The introduction of harm-reduction programmes (including needle and syringe programmes and opioid substitution therapy) in a range of cities in the mid to late 1980s prevented and reversed explosive HIV epidemics associated with drug injecting, but such effective public health programmes face legal barriers and a lack of political will in many countries, resulting in very low coverage in most countries. Voluntary medical male circumcision, which provides 60 per cent life-long protection from HIV has been rolled out in high burden countries in East and southern Africa benefitting more than 20 million adolescent boys and men.

In 1994 a study showed that providing antiretrovirals to pregnant women infected by HIV and a short course of treatment for the baby once born reduced transmission rates to below 5 per cent, from 15-45 per cent without treatment. The availability and coverage of ARVs to prevent HIV transmission from mother to children has been remarkable, with an estimated 80% of pregnant women with HIV able to access ARVs globally.

In 2015, WHO recommended the use of ARVs to prevent HIV acquisition – pre-exposure prophylaxis or PrEP – for people who do not have HIV but are at substantial risk. PrEP has contributed to reduce rates of new HIV infections among men who have sex with men, in some settings in high-income countries. However, PrEP is only starting to be available in low- and middle-income countries, where programmes are starting for men who have sex with men and transgender people in all regions, as well as sex workers, adolescent girls and young women in East and Southern Africa.

Ending Aids by 2030

HIV is not an easy virus to defeat. Nearly a million people still die every year from the virus because they don’t know they have HIV and are not on treatment, or they start treatment late. This is despite WHO guidelines in 2015 recommending that all people living with HIV should receive antiretroviral treatment, regardless of their immune status and stage of infection, and as soon as possible after their diagnosis.

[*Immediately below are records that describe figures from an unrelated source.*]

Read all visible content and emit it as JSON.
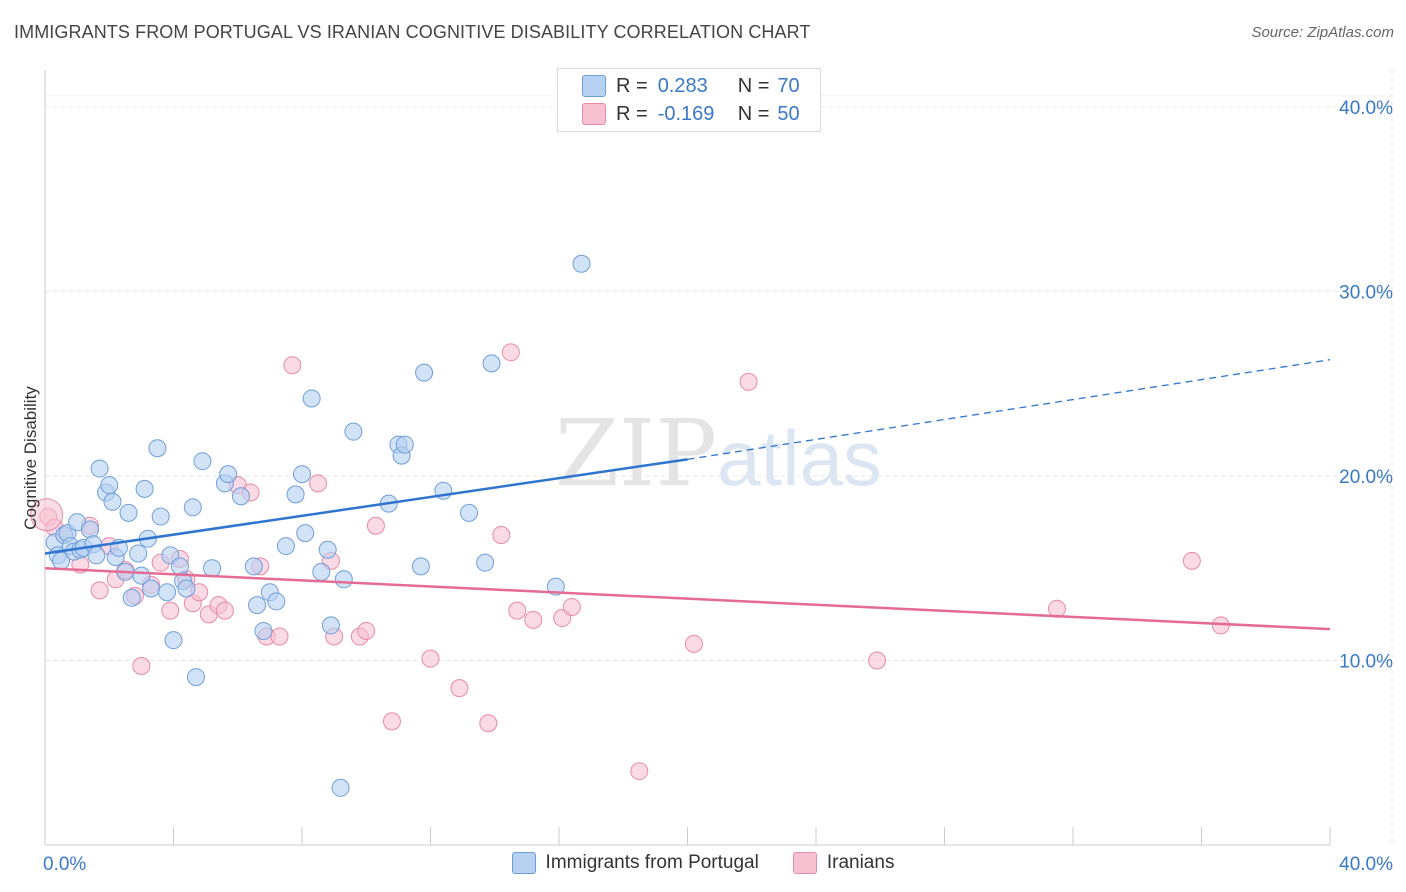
{
  "title": "IMMIGRANTS FROM PORTUGAL VS IRANIAN COGNITIVE DISABILITY CORRELATION CHART",
  "source": "Source: ZipAtlas.com",
  "watermark": {
    "zip": "ZIP",
    "atlas": "atlas"
  },
  "legend": {
    "rows": [
      {
        "r_label": "R =",
        "r_value": "0.283",
        "n_label": "N =",
        "n_value": "70"
      },
      {
        "r_label": "R =",
        "r_value": "-0.169",
        "n_label": "N =",
        "n_value": "50"
      }
    ]
  },
  "colors": {
    "series1_fill": "#b6d1f2",
    "series1_stroke": "#6f9fd8",
    "series1_line": "#2f74cf",
    "series2_fill": "#f7c1d2",
    "series2_stroke": "#e88aa9",
    "series2_line": "#e56b95",
    "tick_text": "#3a78c9",
    "grid": "#e6e6e6"
  },
  "chart_data": {
    "type": "scatter",
    "title": "IMMIGRANTS FROM PORTUGAL VS IRANIAN COGNITIVE DISABILITY CORRELATION CHART",
    "xlabel": "",
    "ylabel": "Cognitive Disability",
    "xlim": [
      0,
      40
    ],
    "ylim": [
      0,
      42
    ],
    "x_tick_labels": [
      "0.0%",
      "40.0%"
    ],
    "y_ticks": [
      10,
      20,
      30,
      40
    ],
    "y_tick_labels": [
      "10.0%",
      "20.0%",
      "30.0%",
      "40.0%"
    ],
    "grid": true,
    "legend_position": "top-center",
    "series": [
      {
        "name": "Immigrants from Portugal",
        "r": 0.283,
        "n": 70,
        "trend": {
          "x0": 0,
          "y0": 15.8,
          "x1": 20,
          "y1": 20.9,
          "dashed_to_x": 40,
          "dashed_to_y": 26.3
        },
        "points": [
          [
            0.3,
            16.4
          ],
          [
            0.4,
            15.7
          ],
          [
            0.5,
            15.4
          ],
          [
            0.6,
            16.8
          ],
          [
            0.7,
            16.9
          ],
          [
            0.8,
            16.2
          ],
          [
            0.9,
            15.9
          ],
          [
            1.0,
            17.5
          ],
          [
            1.1,
            16.0
          ],
          [
            1.2,
            16.1
          ],
          [
            1.4,
            17.1
          ],
          [
            1.5,
            16.3
          ],
          [
            1.6,
            15.7
          ],
          [
            1.7,
            20.4
          ],
          [
            1.9,
            19.1
          ],
          [
            2.0,
            19.5
          ],
          [
            2.1,
            18.6
          ],
          [
            2.2,
            15.6
          ],
          [
            2.3,
            16.1
          ],
          [
            2.5,
            14.8
          ],
          [
            2.6,
            18.0
          ],
          [
            2.7,
            13.4
          ],
          [
            2.9,
            15.8
          ],
          [
            3.0,
            14.6
          ],
          [
            3.1,
            19.3
          ],
          [
            3.2,
            16.6
          ],
          [
            3.3,
            13.9
          ],
          [
            3.5,
            21.5
          ],
          [
            3.6,
            17.8
          ],
          [
            3.8,
            13.7
          ],
          [
            3.9,
            15.7
          ],
          [
            4.0,
            11.1
          ],
          [
            4.2,
            15.1
          ],
          [
            4.3,
            14.3
          ],
          [
            4.4,
            13.9
          ],
          [
            4.6,
            18.3
          ],
          [
            4.7,
            9.1
          ],
          [
            4.9,
            20.8
          ],
          [
            5.2,
            15.0
          ],
          [
            5.6,
            19.6
          ],
          [
            5.7,
            20.1
          ],
          [
            6.1,
            18.9
          ],
          [
            6.5,
            15.1
          ],
          [
            6.6,
            13.0
          ],
          [
            6.8,
            11.6
          ],
          [
            7.0,
            13.7
          ],
          [
            7.2,
            13.2
          ],
          [
            7.5,
            16.2
          ],
          [
            7.8,
            19.0
          ],
          [
            8.0,
            20.1
          ],
          [
            8.1,
            16.9
          ],
          [
            8.3,
            24.2
          ],
          [
            8.6,
            14.8
          ],
          [
            8.8,
            16.0
          ],
          [
            8.9,
            11.9
          ],
          [
            9.2,
            3.1
          ],
          [
            9.3,
            14.4
          ],
          [
            9.6,
            22.4
          ],
          [
            10.7,
            18.5
          ],
          [
            11.0,
            21.7
          ],
          [
            11.1,
            21.1
          ],
          [
            11.2,
            21.7
          ],
          [
            11.7,
            15.1
          ],
          [
            11.8,
            25.6
          ],
          [
            12.4,
            19.2
          ],
          [
            13.2,
            18.0
          ],
          [
            13.7,
            15.3
          ],
          [
            13.9,
            26.1
          ],
          [
            15.9,
            14.0
          ],
          [
            16.7,
            31.5
          ]
        ]
      },
      {
        "name": "Iranians",
        "r": -0.169,
        "n": 50,
        "trend": {
          "x0": 0,
          "y0": 15.0,
          "x1": 40,
          "y1": 11.7
        },
        "points": [
          [
            0.1,
            17.8
          ],
          [
            0.3,
            17.2
          ],
          [
            0.6,
            16.8
          ],
          [
            1.1,
            15.2
          ],
          [
            1.4,
            17.3
          ],
          [
            1.7,
            13.8
          ],
          [
            2.0,
            16.2
          ],
          [
            2.2,
            14.4
          ],
          [
            2.5,
            14.9
          ],
          [
            2.8,
            13.5
          ],
          [
            3.0,
            9.7
          ],
          [
            3.3,
            14.1
          ],
          [
            3.6,
            15.3
          ],
          [
            3.9,
            12.7
          ],
          [
            4.2,
            15.5
          ],
          [
            4.4,
            14.4
          ],
          [
            4.6,
            13.1
          ],
          [
            4.8,
            13.7
          ],
          [
            5.1,
            12.5
          ],
          [
            5.4,
            13.0
          ],
          [
            5.6,
            12.7
          ],
          [
            6.0,
            19.5
          ],
          [
            6.4,
            19.1
          ],
          [
            6.7,
            15.1
          ],
          [
            6.9,
            11.3
          ],
          [
            7.3,
            11.3
          ],
          [
            7.7,
            26.0
          ],
          [
            8.5,
            19.6
          ],
          [
            8.9,
            15.4
          ],
          [
            9.0,
            11.3
          ],
          [
            9.8,
            11.3
          ],
          [
            10.0,
            11.6
          ],
          [
            10.3,
            17.3
          ],
          [
            10.8,
            6.7
          ],
          [
            12.0,
            10.1
          ],
          [
            12.9,
            8.5
          ],
          [
            13.8,
            6.6
          ],
          [
            14.2,
            16.8
          ],
          [
            14.5,
            26.7
          ],
          [
            14.7,
            12.7
          ],
          [
            15.2,
            12.2
          ],
          [
            16.1,
            12.3
          ],
          [
            16.4,
            12.9
          ],
          [
            18.5,
            4.0
          ],
          [
            20.2,
            10.9
          ],
          [
            21.9,
            25.1
          ],
          [
            25.9,
            10.0
          ],
          [
            31.5,
            12.8
          ],
          [
            35.7,
            15.4
          ],
          [
            36.6,
            11.9
          ]
        ]
      }
    ]
  }
}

In 2017, 1.8 million people were newly infected with HIV. While the world has committed to ending Aids by 2030, rates of new infections and deaths are not falling rapidly enough to meet that target.

One of the biggest challenges in the HIV response has remained unchanged for 30 years: HIV disproportionally affects people in vulnerable populations that are often highly marginalized and stigmatized. Thus, most new HIV infections and deaths are seen in places where certain higher-risk groups remain unaware, underserved or neglected.

About 75 per cent of new HIV infections outside sub-Saharan Africa are in men who have sex with men, people who inject drugs, people in prisons, sex workers, or transgender people, or the sexual partners of these individuals. These are groups who are often discriminated against and excluded from health services. HIV continues to disproportionately affect adolescents and young people in many countries. About a third of new HIV infections are in people aged 15-25 years. In almost all countries, young women aged 15–24 years are three to five times more likely than their male counterparts to have HIV.